There was also the recent harsh report from independent counsel Robert Ray on her involvement in the firing of employees of the White House travel office and an upcoming Ray report on her and the president's ties to the Whitewater land deal in Arkansas. That report is expected before the election.
''It really doesn't worry me,'' she told the AP when asked about the Ray report, calling the investigation ''partisan.''
''I think most people have made up their minds about all of these issues years ago.''
The first lady has also watched her poll numbers in New York fall from the 60 percent range, when talk of her candidacy first started, to the mid-40s, where they have been stalled for months. Her aides said it represented a natural closing of the race. But the polls also show that a third of the New York electorate simply doesn't like her very much and that the carpetbagger issue lingers a half-year after she moved into New York.
''For some people it remains a very big concern, but for other people it's diminished and I sense that all the time,'' Clinton said.
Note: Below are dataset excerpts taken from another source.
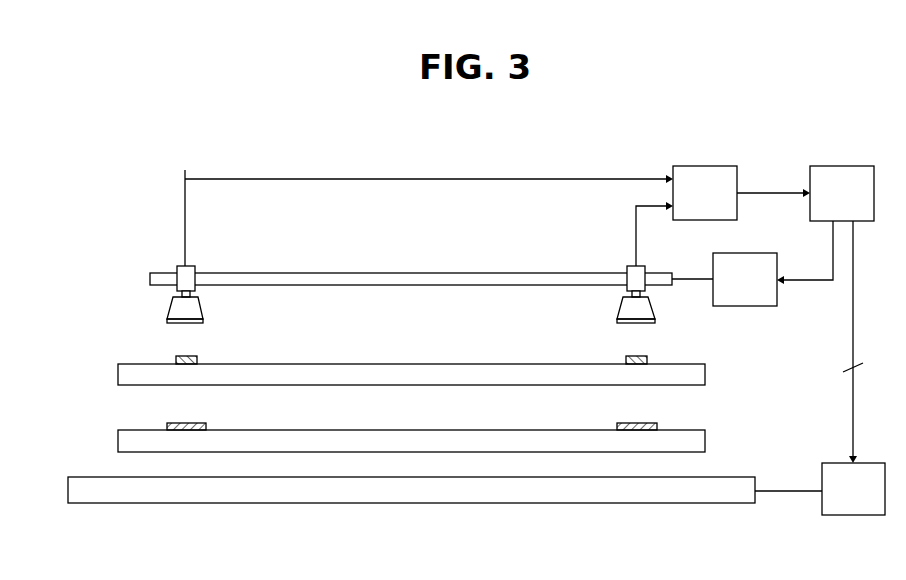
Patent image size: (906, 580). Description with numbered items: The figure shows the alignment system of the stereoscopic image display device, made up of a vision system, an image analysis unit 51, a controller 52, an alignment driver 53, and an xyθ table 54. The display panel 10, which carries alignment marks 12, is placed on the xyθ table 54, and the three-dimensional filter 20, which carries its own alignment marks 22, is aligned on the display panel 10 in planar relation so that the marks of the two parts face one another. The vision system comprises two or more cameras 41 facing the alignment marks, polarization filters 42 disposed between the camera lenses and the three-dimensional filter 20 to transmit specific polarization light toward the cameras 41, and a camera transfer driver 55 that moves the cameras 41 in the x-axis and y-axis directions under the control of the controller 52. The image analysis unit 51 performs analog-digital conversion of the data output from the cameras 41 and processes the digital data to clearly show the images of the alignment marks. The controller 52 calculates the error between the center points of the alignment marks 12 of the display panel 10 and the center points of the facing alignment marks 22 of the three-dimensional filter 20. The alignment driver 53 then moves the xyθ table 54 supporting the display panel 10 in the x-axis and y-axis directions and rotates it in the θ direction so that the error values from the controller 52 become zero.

The display panel 10 is at (700, 442).
The alignment marks 12 is at (648, 422).
The 3D filter 20 is at (705, 373).
The alignment marks 22 is at (626, 357).
The cameras 41 is at (187, 273).
The polarization filters 42 is at (203, 321).
The image analysis unit 51 is at (694, 204).
The controller 52 is at (831, 204).
The alignment driver 53 is at (842, 500).
The xyθ table 54 is at (566, 493).
The camera transfer driver 55 is at (734, 290).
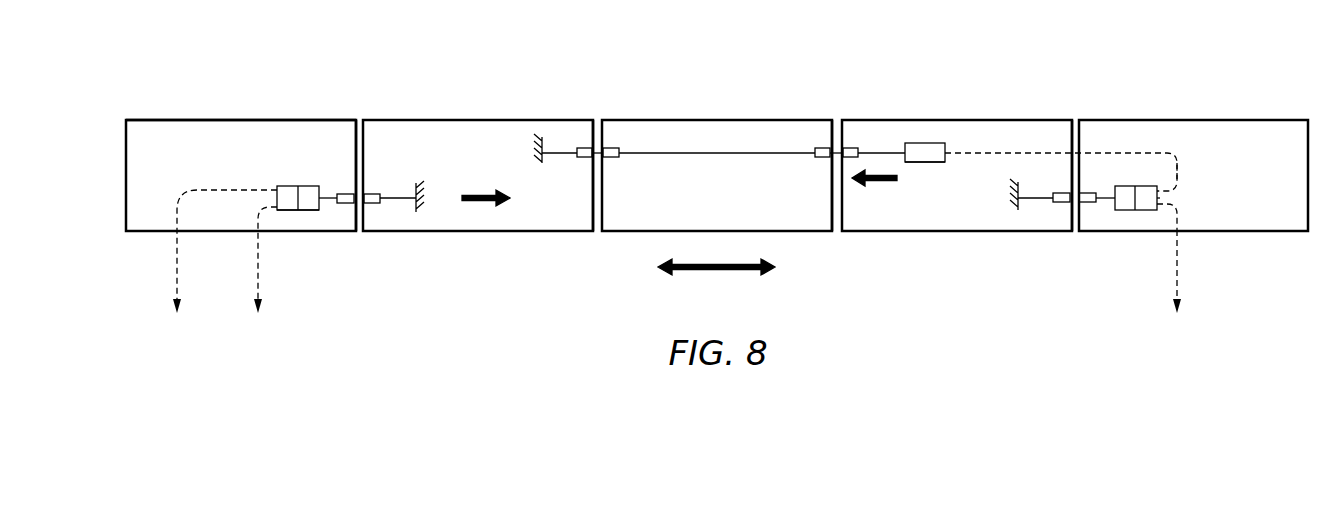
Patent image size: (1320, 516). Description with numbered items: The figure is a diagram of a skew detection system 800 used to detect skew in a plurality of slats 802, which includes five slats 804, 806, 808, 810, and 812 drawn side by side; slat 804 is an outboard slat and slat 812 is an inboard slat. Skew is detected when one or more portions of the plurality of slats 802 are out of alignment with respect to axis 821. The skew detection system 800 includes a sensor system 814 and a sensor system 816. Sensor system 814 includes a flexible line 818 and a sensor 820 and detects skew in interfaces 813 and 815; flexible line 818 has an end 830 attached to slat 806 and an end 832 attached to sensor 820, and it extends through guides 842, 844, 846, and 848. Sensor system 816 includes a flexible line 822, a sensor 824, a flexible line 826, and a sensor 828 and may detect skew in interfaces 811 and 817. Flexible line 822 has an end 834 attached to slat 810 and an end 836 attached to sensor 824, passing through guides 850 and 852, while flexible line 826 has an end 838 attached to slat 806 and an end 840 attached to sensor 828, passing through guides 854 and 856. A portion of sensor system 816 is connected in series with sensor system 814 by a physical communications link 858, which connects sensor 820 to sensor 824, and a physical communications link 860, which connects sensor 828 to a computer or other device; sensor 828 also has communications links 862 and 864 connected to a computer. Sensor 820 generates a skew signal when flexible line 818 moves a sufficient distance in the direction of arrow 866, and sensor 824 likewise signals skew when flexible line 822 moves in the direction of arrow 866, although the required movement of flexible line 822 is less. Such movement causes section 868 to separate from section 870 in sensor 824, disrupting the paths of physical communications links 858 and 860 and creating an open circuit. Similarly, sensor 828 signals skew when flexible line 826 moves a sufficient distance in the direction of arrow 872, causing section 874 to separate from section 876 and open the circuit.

Just the day before, one of those who turned out to see the first lady near Binghamton was Peter Wood, a local contractor. Republican Wood said he would likely vote for Clinton.
''It's nice that she's paying so much attention to upstate New York,'' he said.
In fact, even before the Democratic state convention in late May at which she was formally chosen as the party's candidate, Clinton had managed to visit all 62 of New York's counties.
But to complicate matters, Clinton has had to shift gears mid-campaign to run against a new opponent.
On May 19, New York City Mayor Rudolph Giuliani gave up his certain claim to the Republican nomination in the face of prostate cancer and a failing marriage. GOP leaders quickly anointed a little-known congressman from Long Island, Rick Lazio, as the substitute. Within a week, polls showed the race to be almost dead even.
''I never believed that this race against either of my opponents would be anything but a tight, tough race,'' she told the AP on Friday. ''I have no illusions about the work I have to do ... but I'm also very confident about the outcome.''
Showing her sharper edge, Clinton and her supporters have already begun to work Lazio over. They launched more than a half dozen television ads in the past three weeks attacking his congressional voting record, including his opposition to using federal funds to pay for poor women's abortions.
The pace has been grueling, Clinton admitted.
''Starting on Senator Moynihan's farm, with more press coverage than I'd ever seen, certainly until the present day a year later, this campaign has been running at full steam,'' she said. ''I've had to take a lot of vitamins in order to keep going every day.''
But Clinton claims to have enjoyed it.
''Mostly, it's been a great experience for me,'' she said.